Psion explains "Netbook" legal offensive

Psion, which owns a trademark on "Netbook," says it's after manufacturers who use the word to market their products, not websites that talk about them. The mixup occurred thanks to Amazon ads, or something. [Lilliputing]


Discussion

Take a look at this (BBG)

I am a bit dismayed that none of my favorite tech news sites could even link to a summary of trademark law, helping me understand if Psion had the right to suppress articles using the trademark term. Did we lose another word in the English language or was this another case of a company overstepping its legal claims? To be clear, none of these web sites were producing product that competed with Psion. They used the term in a report.
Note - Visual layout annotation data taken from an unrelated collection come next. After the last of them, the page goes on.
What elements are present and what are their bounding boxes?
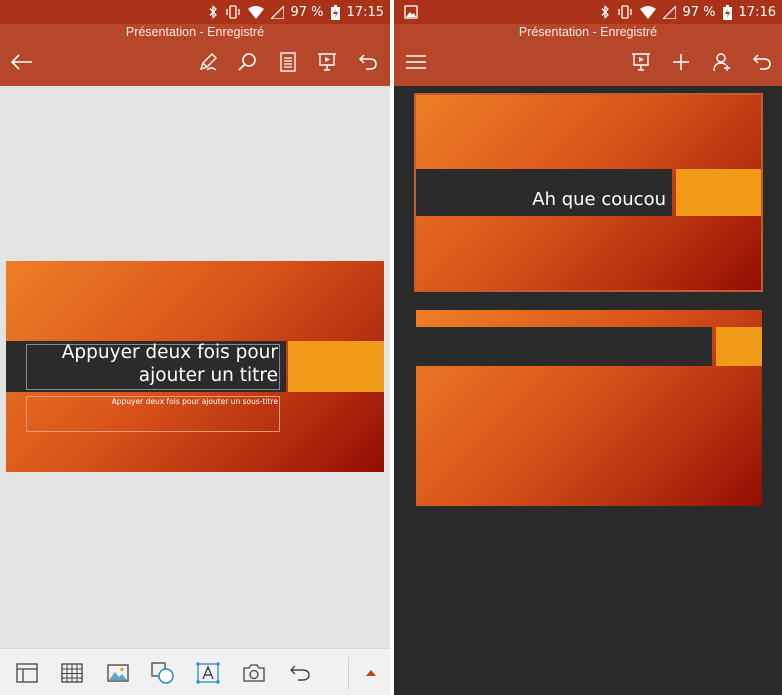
- bluetooth-icon: [209, 5, 217, 19]
- battery-level: 97 %: [682, 4, 716, 20]
- document-title: Présentation - Enregistré: [518, 25, 658, 39]
- search-button[interactable]: [233, 48, 261, 76]
- vibrate-icon: [225, 5, 240, 19]
- clock: 17:16: [738, 4, 776, 20]
- share-person-icon: [713, 53, 730, 72]
- app-bar: Présentation - Enregistré: [0, 24, 390, 86]
- picture-button[interactable]: [103, 659, 133, 687]
- document-title: Présentation - Enregistré: [125, 25, 265, 39]
- undo-icon: [358, 54, 377, 70]
- thumbnail-pane: 97 % 17:16 Présentation - Enregistré Ah …: [394, 0, 782, 695]
- textbox-button[interactable]: [193, 659, 223, 687]
- bluetooth-icon: [601, 5, 609, 19]
- editor-pane: 97 % 17:15 Présentation - Enregistré App…: [0, 0, 390, 695]
- status-bar: 97 % 17:15: [0, 0, 390, 24]
- gallery-notification-icon: [404, 5, 418, 19]
- accent-block: [676, 169, 761, 216]
- battery-charging-icon: [330, 4, 340, 20]
- undo-bottom-button[interactable]: [285, 659, 315, 687]
- undo-icon: [290, 665, 310, 681]
- title-placeholder-text: Appuyer deux fois pour ajouter un titre: [61, 342, 278, 386]
- accent-block: [716, 327, 762, 366]
- layout-icon: [16, 663, 38, 683]
- shapes-icon: [151, 662, 174, 684]
- camera-icon: [243, 664, 265, 682]
- add-slide-button[interactable]: [667, 48, 695, 76]
- vibrate-icon: [617, 5, 632, 19]
- toolbar-separator: [348, 657, 349, 689]
- hamburger-icon: [406, 55, 426, 69]
- share-button[interactable]: [708, 48, 736, 76]
- caret-up-icon: [366, 670, 376, 676]
- signal-icon: [662, 5, 676, 19]
- subtitle-placeholder-text: Appuyer deux fois pour ajouter un sous-t…: [111, 397, 278, 406]
- shapes-button[interactable]: [148, 659, 178, 687]
- textbox-icon: [196, 662, 220, 684]
- battery-charging-icon: [722, 4, 732, 20]
- pen-icon: [199, 53, 217, 71]
- menu-button[interactable]: [402, 48, 430, 76]
- back-button[interactable]: [8, 48, 36, 76]
- slide-1-title: Ah que coucou: [532, 189, 666, 210]
- slide-thumbnail-1[interactable]: Ah que coucou: [414, 93, 763, 292]
- notes-button[interactable]: [274, 48, 302, 76]
- battery-level: 97 %: [290, 4, 324, 20]
- draw-button[interactable]: [194, 48, 222, 76]
- search-icon: [238, 53, 256, 71]
- table-button[interactable]: [57, 659, 87, 687]
- present-button[interactable]: [627, 48, 655, 76]
- expand-toolbar-button[interactable]: [356, 659, 386, 687]
- present-button[interactable]: [313, 48, 341, 76]
- wifi-icon: [639, 5, 656, 19]
- arrow-left-icon: [11, 54, 32, 70]
- app-bar: Présentation - Enregistré: [394, 24, 782, 86]
- slide-canvas[interactable]: Appuyer deux fois pour ajouter un titre …: [6, 261, 384, 472]
- undo-icon: [752, 54, 771, 70]
- notes-icon: [280, 52, 296, 72]
- layout-button[interactable]: [12, 659, 42, 687]
- accent-block: [288, 341, 384, 392]
- title-band: [416, 327, 712, 366]
- undo-button[interactable]: [748, 48, 776, 76]
- picture-icon: [107, 664, 129, 682]
- plus-icon: [673, 54, 689, 70]
- table-icon: [61, 663, 83, 683]
- present-icon: [632, 53, 650, 71]
- status-bar: 97 % 17:16: [394, 0, 782, 24]
- wifi-icon: [247, 5, 264, 19]
- signal-icon: [270, 5, 284, 19]
- insert-toolbar: [0, 648, 390, 695]
- camera-button[interactable]: [239, 659, 269, 687]
- slide-thumbnail-2[interactable]: [416, 310, 762, 506]
- present-icon: [318, 53, 336, 71]
- undo-button[interactable]: [354, 48, 382, 76]
- clock: 17:15: [346, 4, 384, 20]
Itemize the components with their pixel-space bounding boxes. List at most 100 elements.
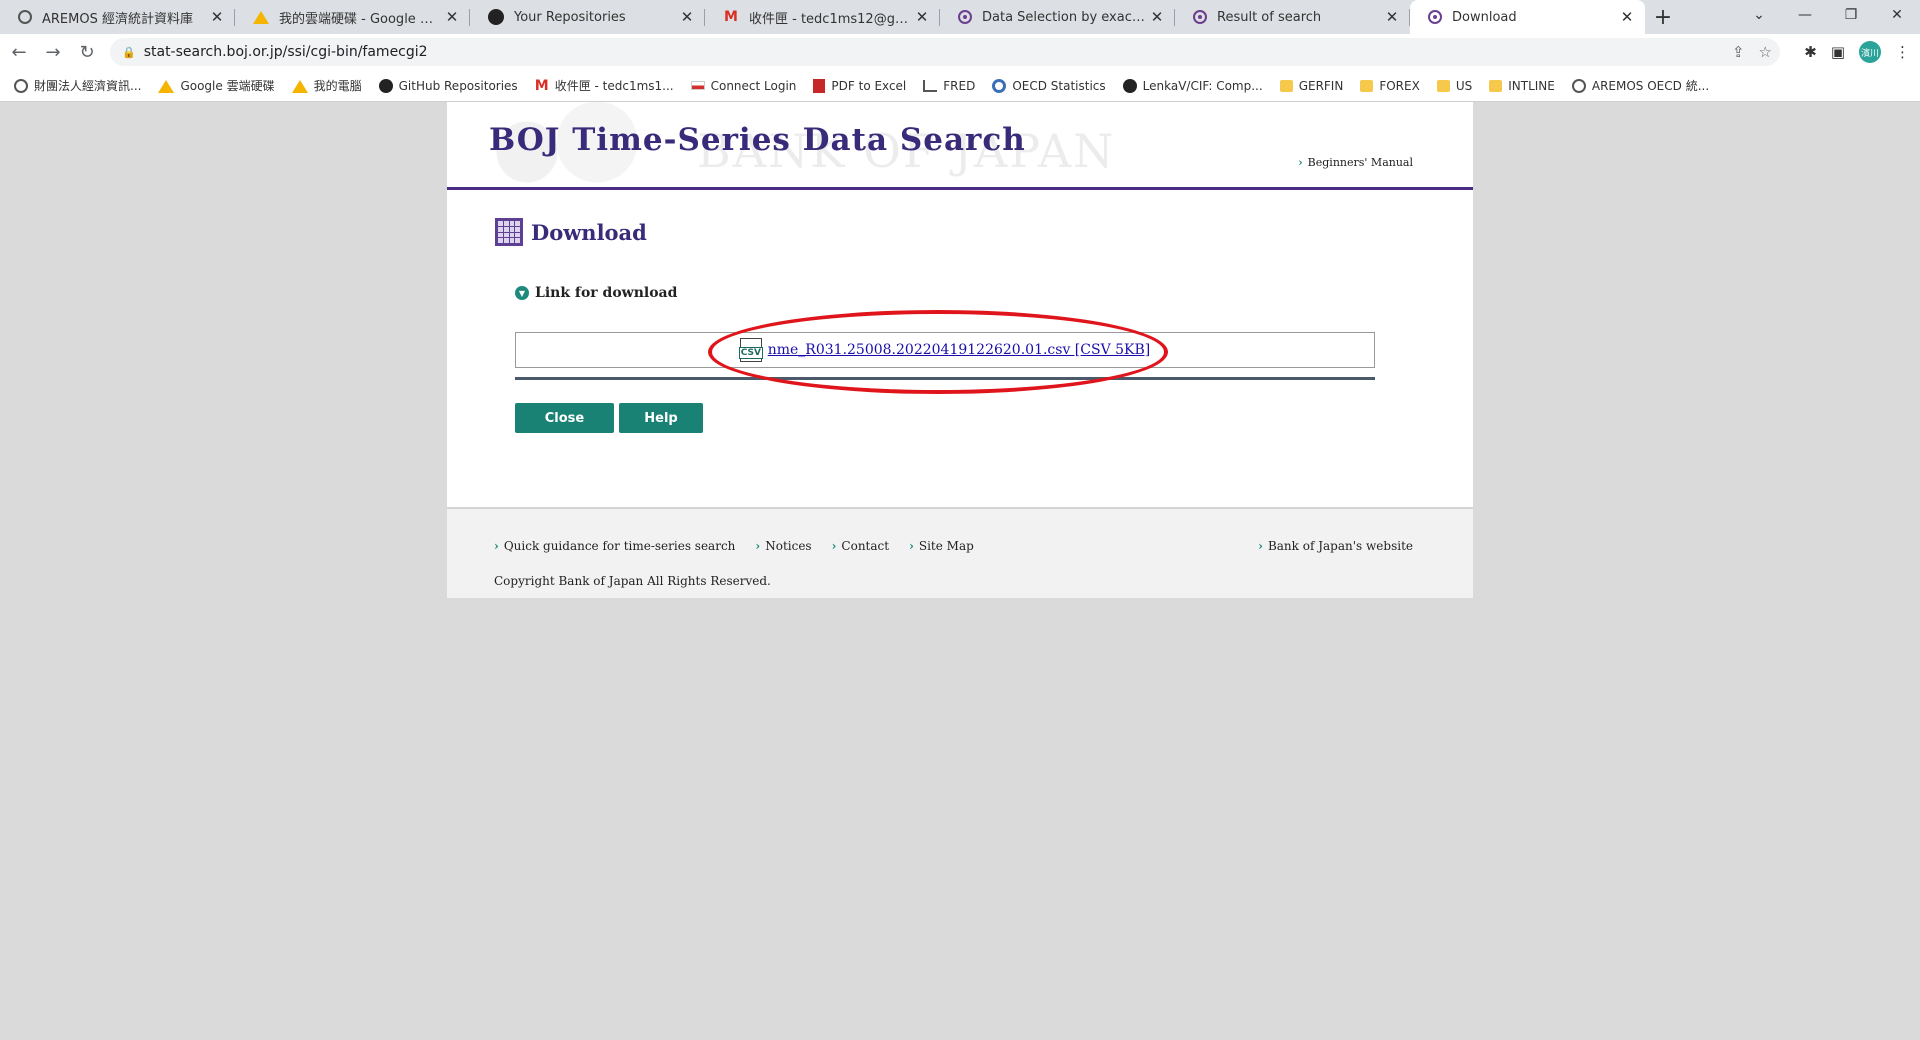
- site-header: BANK OF JAPAN BOJ Time-Series Data Searc…: [447, 102, 1473, 190]
- bookmark-label: FOREX: [1379, 78, 1420, 93]
- folder-icon: [1436, 79, 1450, 92]
- bookmark-item[interactable]: Connect Login: [690, 79, 796, 93]
- tab-title: Download: [1452, 9, 1517, 25]
- bookmark-label: FRED: [943, 78, 976, 93]
- csv-download-link[interactable]: nme_R031.25008.20220419122620.01.csv [CS…: [768, 342, 1151, 358]
- gmail-icon: M: [724, 9, 738, 25]
- google-drive-icon: [158, 79, 175, 93]
- browser-tab-gmail[interactable]: M 收件匣 - tedc1ms12@gmail.com ✕: [705, 0, 940, 34]
- menu-kebab-icon[interactable]: ⋮: [1895, 43, 1910, 61]
- beginners-manual-link[interactable]: › Beginners' Manual: [1298, 156, 1413, 169]
- github-icon: [488, 9, 504, 25]
- boj-page: BANK OF JAPAN BOJ Time-Series Data Searc…: [447, 102, 1473, 598]
- site-title[interactable]: BOJ Time-Series Data Search: [489, 122, 1026, 158]
- tab-close-icon[interactable]: ✕: [1619, 8, 1635, 26]
- tab-title: 收件匣 - tedc1ms12@gmail.com: [749, 11, 914, 27]
- bookmark-folder[interactable]: GERFIN: [1279, 79, 1343, 93]
- bookmark-folder[interactable]: US: [1436, 79, 1472, 93]
- download-subheading: ▼ Link for download: [515, 285, 677, 301]
- minimize-icon[interactable]: —: [1782, 0, 1828, 30]
- bookmark-folder[interactable]: INTLINE: [1489, 79, 1555, 93]
- bookmark-label: GitHub Repositories: [398, 78, 518, 93]
- globe-icon: [18, 10, 32, 24]
- new-tab-button[interactable]: +: [1645, 0, 1681, 34]
- forward-arrow-icon[interactable]: →: [38, 37, 68, 67]
- bookmarks-bar: 財團法人經濟資訊... Google 雲端硬碟 我的電腦 GitHub Repo…: [0, 70, 1920, 102]
- browser-tab-data-selection[interactable]: Data Selection by exact series ✕: [940, 0, 1175, 34]
- gmail-icon: M: [534, 77, 549, 94]
- github-icon: [1122, 78, 1137, 93]
- boj-icon: [1428, 10, 1442, 24]
- tab-close-icon[interactable]: ✕: [914, 8, 930, 26]
- bookmark-item[interactable]: 財團法人經濟資訊...: [14, 77, 141, 94]
- footer-link-contact[interactable]: › Contact: [832, 539, 889, 553]
- bookmark-item[interactable]: AREMOS OECD 統...: [1571, 77, 1709, 94]
- share-icon[interactable]: ⇪: [1732, 43, 1745, 61]
- chevron-right-icon: ›: [1258, 539, 1263, 553]
- footer-link-site-map[interactable]: › Site Map: [909, 539, 974, 553]
- browser-toolbar: ← → ↻ 🔒 stat-search.boj.or.jp/ssi/cgi-bi…: [0, 34, 1920, 70]
- tab-close-icon[interactable]: ✕: [679, 8, 695, 26]
- bookmark-item[interactable]: PDF to Excel: [813, 78, 907, 93]
- bookmark-item[interactable]: Google 雲端硬碟: [158, 77, 275, 94]
- back-arrow-icon[interactable]: ←: [4, 37, 34, 67]
- tab-close-icon[interactable]: ✕: [1149, 8, 1165, 26]
- bookmark-item[interactable]: LenkaV/CIF: Comp...: [1122, 78, 1263, 93]
- reload-icon[interactable]: ↻: [72, 37, 102, 67]
- bookmark-star-icon[interactable]: ☆: [1759, 43, 1772, 61]
- section-heading: Download: [495, 218, 647, 246]
- bookmark-folder[interactable]: FOREX: [1360, 79, 1420, 93]
- folder-icon: [1279, 79, 1293, 92]
- browser-tab-google-drive[interactable]: 我的雲端硬碟 - Google 雲端硬碟 ✕: [235, 0, 470, 34]
- boj-icon: [958, 10, 972, 24]
- extensions-puzzle-icon[interactable]: ✱: [1804, 43, 1817, 61]
- url-text[interactable]: stat-search.boj.or.jp/ssi/cgi-bin/famecg…: [144, 44, 428, 60]
- address-bar[interactable]: 🔒 stat-search.boj.or.jp/ssi/cgi-bin/fame…: [110, 38, 1780, 66]
- folder-icon: [1360, 79, 1374, 92]
- bookmark-item[interactable]: M 收件匣 - tedc1ms1...: [535, 77, 674, 94]
- action-buttons: Close Help: [515, 403, 703, 433]
- bookmark-label: INTLINE: [1508, 78, 1555, 93]
- copyright-text: Copyright Bank of Japan All Rights Reser…: [494, 574, 771, 588]
- bookmark-label: PDF to Excel: [831, 78, 907, 93]
- footer-link-label: Quick guidance for time-series search: [503, 539, 736, 553]
- side-panel-icon[interactable]: ▣: [1831, 43, 1845, 61]
- window-close-icon[interactable]: ✕: [1874, 0, 1920, 30]
- browser-tab-result-of-search[interactable]: Result of search ✕: [1175, 0, 1410, 34]
- bookmark-label: OECD Statistics: [1012, 78, 1106, 93]
- browser-tab-aremos[interactable]: AREMOS 經濟統計資料庫 ✕: [0, 0, 235, 34]
- bookmark-item[interactable]: OECD Statistics: [992, 78, 1106, 93]
- tab-close-icon[interactable]: ✕: [209, 8, 225, 26]
- bookmark-label: 財團法人經濟資訊...: [34, 79, 142, 93]
- bookmark-item[interactable]: GitHub Repositories: [378, 78, 518, 93]
- lock-icon[interactable]: 🔒: [122, 46, 136, 59]
- chevron-right-icon: ›: [494, 539, 499, 553]
- csv-file-icon[interactable]: CSV: [738, 338, 763, 362]
- tab-close-icon[interactable]: ✕: [1384, 8, 1400, 26]
- close-button[interactable]: Close: [515, 403, 614, 433]
- help-button[interactable]: Help: [619, 403, 703, 433]
- browser-tabstrip: AREMOS 經濟統計資料庫 ✕ 我的雲端硬碟 - Google 雲端硬碟 ✕ …: [0, 0, 1920, 34]
- bookmark-item[interactable]: FRED: [923, 79, 975, 93]
- download-link-box: CSV nme_R031.25008.20220419122620.01.csv…: [515, 332, 1375, 368]
- google-drive-icon: [291, 79, 308, 93]
- footer-link-boj-website[interactable]: › Bank of Japan's website: [1258, 539, 1413, 553]
- link-label: Beginners' Manual: [1307, 156, 1413, 169]
- tab-title: 我的雲端硬碟 - Google 雲端硬碟: [279, 11, 444, 27]
- footer-link-notices[interactable]: › Notices: [755, 539, 811, 553]
- chevron-right-icon: ›: [1298, 156, 1303, 169]
- boj-icon: [1193, 10, 1207, 24]
- globe-icon: [14, 78, 28, 93]
- tab-close-icon[interactable]: ✕: [444, 8, 460, 26]
- restore-icon[interactable]: ❐: [1828, 0, 1874, 30]
- profile-avatar[interactable]: 濱川: [1859, 41, 1881, 63]
- tab-title: Data Selection by exact series: [982, 9, 1149, 25]
- browser-tab-github[interactable]: Your Repositories ✕: [470, 0, 705, 34]
- globe-icon: [1571, 78, 1586, 93]
- footer-link-quick-guidance[interactable]: › Quick guidance for time-series search: [494, 539, 735, 553]
- bookmark-item[interactable]: 我的電腦: [291, 77, 362, 94]
- tab-search-icon[interactable]: ⌄: [1736, 0, 1782, 30]
- footer-link-label: Bank of Japan's website: [1267, 539, 1413, 553]
- folder-icon: [1489, 79, 1503, 92]
- browser-tab-download[interactable]: Download ✕: [1410, 0, 1645, 34]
How does trademark apply in journalism?

Assuming that the trademark is applicable to journalism, the press must now pursue their own trademarks to describe new products, or we will have another netb**k incident. The press doesn't have to assume this cost -- just demand that for every new class of product, a company or industry must release a descriptive term to Creative Commons which the press will then adopt. Until a term is released in this manner, the press will ignore the product.

Sure it won't happen, engizmo is fueled by "me first/me too" speculative articles that spew under deadlines that barely tolerate spell checking.


Take a look at this (BBG)

@1 please take another look at the article. There is no pressure on publications to stop using the term netbook, only on manufacturers. While Psion might not want their trademarked term to slip into common usage there isn't a whole lot they can do about it except ask nicely.

Take a look at this (BBG)

The problem is that they can't allow publications to use the term, either. By allowing some people to use the term to refer to (say) the MSI Wind, they lose the ability to stop MSI Wind from using the term. (Well, they lose the ability in court. It'd still cost MSI a heckuva lot of money to get there.)

Trademarks are all-or-nothing: either you defend it, or you lose it. (And another caveat: you can have your trademark narrowed, and not lose it completely.)

Take a look at this (BBG)

Dear unauthorized users of our trademarked term:

Please cease and desist from advertising our product for free. We find this behaviour abhorrent. We prefer to spend our money on legal bills.

Thank you for your understanding.


file under: misguided ideas which seemed good at the time

Take a look at this (BBG)

@2 - Yes, this article suggests that Psion is now targeting advertisements. I can't tell if that was their original intent: the cease & desist letter that engadget printed (http://www.engadget.com/2008/12/24/psion-teklogix-sending-out-cease-and-desist-letters-to-netbook-cen/) certainly suggests a broader goal.

Take a look at this (BBG)

Wait, Psion made a netbook? Did anyone buy it?

Take a look at this (BBG)

Andy Gates: Wait, Psion made a netbook? Did anyone buy it?

Yes. Me, for one.

Back in the day -- circa 2000-2003 -- if you wanted a machine that weighed 1Kg, had a 85% full-sized keyboard, instant-on, and ran for 10 hours, Psion were the go-to people. The Psion Netbook (and it's lower-spec sibling, the Series 7) ran EPOC/32, the same OS as their earlier Series 5 and 5MX PDAs; it's still sold today as Symbian, the smartphone OS. It was way ahead of its time in many ways, and some of us still shed tears of nostalgia for them.

Alas, Psion saw Microsoft taking aim at them with Windows CE in 1999, and didn't so much blink as shit themselves in terror and vacate the market. You can find a partisan but enlightening description of their rise and fall here -- the last, best hope of the British personal computing industry.

Take a look at this (BBG)

Trade mark law is not copyright law!

A trade mark is infringed by use of that mark in connection with selling that class of goods. Mentioning a trade mark does not infringe it and indeed most legal systems recognised comparative advertising to a greater or lesser extent, so you can use a competitor's trade mark in your own adverts, albeit often subject to laws about honest comparisons. What you can't do is use someone else's trade mark, or a mark close to it, to sell your own product.